The sweet taste of Soviet childhood: How to prepare 'Bear in the North'

Victoria Drey
“Bear in the North” is not only an iconic Soviet candy but a delicious cake created by resourceful housewives. Try making it at home!

One of the best things about Soviet candies are their wrappers: most were true works of art, and the legendary candies “Mishka na severe” (“Bear in the North”) were chief among them. These were one of the most popular candies in Soviet times – not only because of their signature cocoa-nutty flavor, but also because of their iconic wrappers with the image of a polar bear in the vastness of the Arctic. These were first produced in 1939 on the eve of the Great Patriotic War by the Leningrad chocolate factory named in honor of Lenin’s wife, Nadezhda Krupskaya. “Mishka na severe” were produced even during the Siege of Leningrad (as St. Petersburg was called at the time), and remained popular among subsequent generations. So, it is no wonder that Soviet housewives finally created a cake recipe inspired by the taste of Mishka candies.

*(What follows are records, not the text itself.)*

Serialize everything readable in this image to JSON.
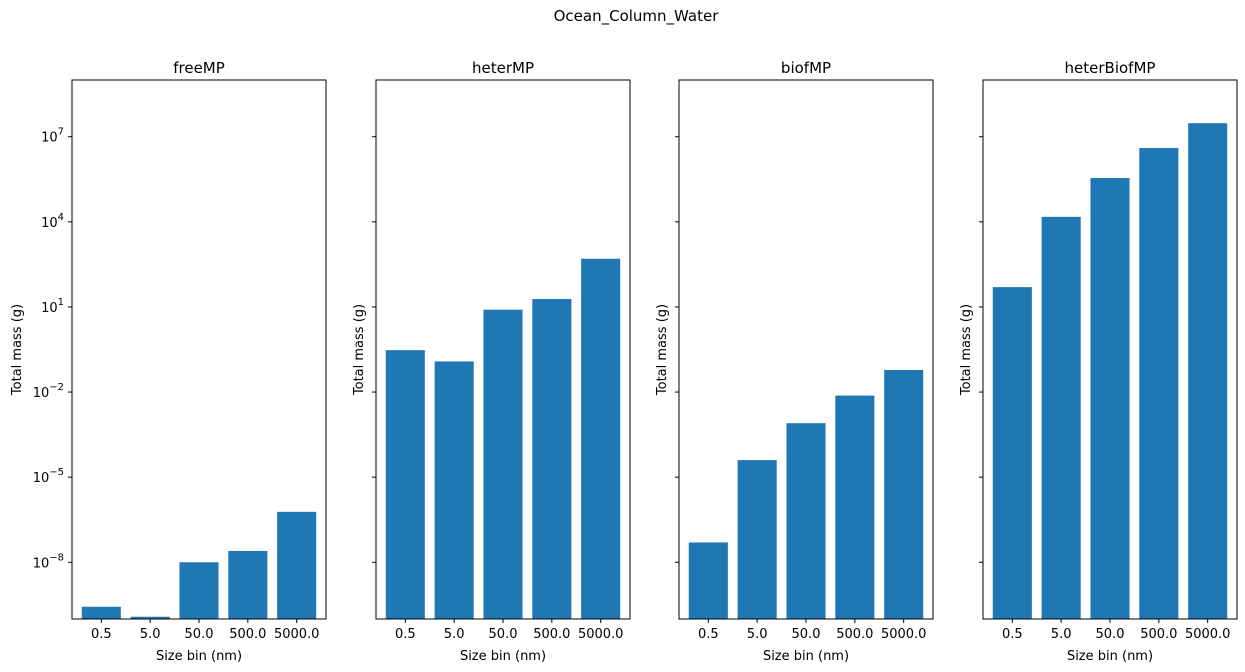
{
  "figure": {
    "suptitle": "Ocean_Column_Water"
  },
  "chart_data": [
    {
      "type": "bar",
      "title": "freeMP",
      "xlabel": "Size bin (nm)",
      "ylabel": "Total mass (g)",
      "yscale": "log",
      "ylim": [
        1e-10,
        1000000000.0
      ],
      "categories": [
        "0.5",
        "5.0",
        "50.0",
        "500.0",
        "5000.0"
      ],
      "values": [
        2.7e-10,
        1.2e-10,
        1e-08,
        2.5e-08,
        6e-07
      ],
      "color": "#1f77b4"
    },
    {
      "type": "bar",
      "title": "heterMP",
      "xlabel": "Size bin (nm)",
      "ylabel": "Total mass (g)",
      "yscale": "log",
      "ylim": [
        1e-10,
        1000000000.0
      ],
      "categories": [
        "0.5",
        "5.0",
        "50.0",
        "500.0",
        "5000.0"
      ],
      "values": [
        0.3,
        0.12,
        8,
        19,
        500
      ],
      "color": "#1f77b4"
    },
    {
      "type": "bar",
      "title": "biofMP",
      "xlabel": "Size bin (nm)",
      "ylabel": "Total mass (g)",
      "yscale": "log",
      "ylim": [
        1e-10,
        1000000000.0
      ],
      "categories": [
        "0.5",
        "5.0",
        "50.0",
        "500.0",
        "5000.0"
      ],
      "values": [
        5e-08,
        4e-05,
        0.0008,
        0.0075,
        0.06
      ],
      "color": "#1f77b4"
    },
    {
      "type": "bar",
      "title": "heterBiofMP",
      "xlabel": "Size bin (nm)",
      "ylabel": "Total mass (g)",
      "yscale": "log",
      "ylim": [
        1e-10,
        1000000000.0
      ],
      "categories": [
        "0.5",
        "5.0",
        "50.0",
        "500.0",
        "5000.0"
      ],
      "values": [
        50,
        15000,
        350000,
        4000000,
        30000000
      ],
      "color": "#1f77b4"
    }
  ],
  "y_ticks": [
    {
      "exp": -8,
      "label": "-8"
    },
    {
      "exp": -5,
      "label": "-5"
    },
    {
      "exp": -2,
      "label": "-2"
    },
    {
      "exp": 1,
      "label": "1"
    },
    {
      "exp": 4,
      "label": "4"
    },
    {
      "exp": 7,
      "label": "7"
    }
  ],
  "y_tick_base": "10"
}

This is one of the true home-made Soviet cakes: there is no GOST or standard recipe for it. Instead, every housewife had her own signature formula of the Mishka cake: with a meringue base, classic sponge or buttercream. But the most common is the one based on sour cream: it is the main ingredient that goes both in the layers and filling. While it  does not fully have the authentic taste of Mishka candies, it definitely has similar chocolate and nutty tastes. Personally, I am not the biggest fan of “heavy” buttery cakes but this one is the perfect fusion of light vanilla and chocolate layers and sweet-sourish cream.

Ingredients for the layers:

  • about 300g plain flour;
  • 120g sugar;
  • 250g sour cream;
  • 50g butter;
  • 2 tablespoons cocoa powder;
  • ½ teaspoon baking soda;
  • 1 teaspoon vanilla sugar or extract;
  • a pinch of salt.

Ingredients for the cream:

  • 150g powdered sugar;
  • 600g sour cream;
  • + some walnuts or hazelnuts.

Cooking:

1. In a large bowl mix sugar, vanilla sugar or extract and a pinch of salt with melted butter, and give the mixture a good stir. Next, add sour cream and baking soda, blend again until all the sugar dissolves.

2. Now divide your liquid in two equal parts, and add cocoa powder in one half – so here you have vanilla and cocoa dough bases.

3. Add half of the sifted flour into the vanilla base and another half into the cocoa one. You should get a soft and very elastic dough, but add more flour in both halves of the dough in case you feel it is still too runny.

4. You may need more or less flour depending on your sour cream, but the key is to add as little flour as possible: the less flour you use in the dough, the softer the cake layers will be. Each half of the dough should be divided into three equal round pieces, and then start making the layers.

5. Using a rolling pin make thin round layers on baking parchment. Slightly pin each layer with a fork, and bake one at a time at 200°C for approximately 5-7 minutes.

6. Take a layer out of the oven and cut off the edges using a cooking ring or a knife while it is hot.

7. When all six layers are ready, let them cool completely, and then make the cream.

8. Just whisk sour cream with powdered sugar and leave the cream in the fridge for about half an hour.

9. Do not throw away the trimmings from the layers! Spread them on a baking pan, and bake for about 10-15 minutes at 120°C so that they become crunchy.

10. Next, finely mill them in a food processor and set aside – the crumbs will go for the decoration.

11. Now build the cake from the cream, vanilla and cocoa layers. Start with two tablespoons of cream, top it with a cocoa layer, then generously cover it with the cream and sprinkle with chopped nuts –  I use hazelnuts. Then top with vanilla layer, again cover with the cream and sprinkle with some nuts.

12. Repeat until you run out of the layers and finally cover the surface of the cake with the remaining cream.

13. Finally, decorate the cake: I sprinkle the top and the edge of the cake with the crumbs and chopped nuts.

14. It is very important to leave the cake in the fridge at least overnight so the layers fully absorb the cream. If you have the patience leave it for a full 24 hours, and then enjoy a piece of Mishka cake with a cup of tea. Priyatnogo appetita!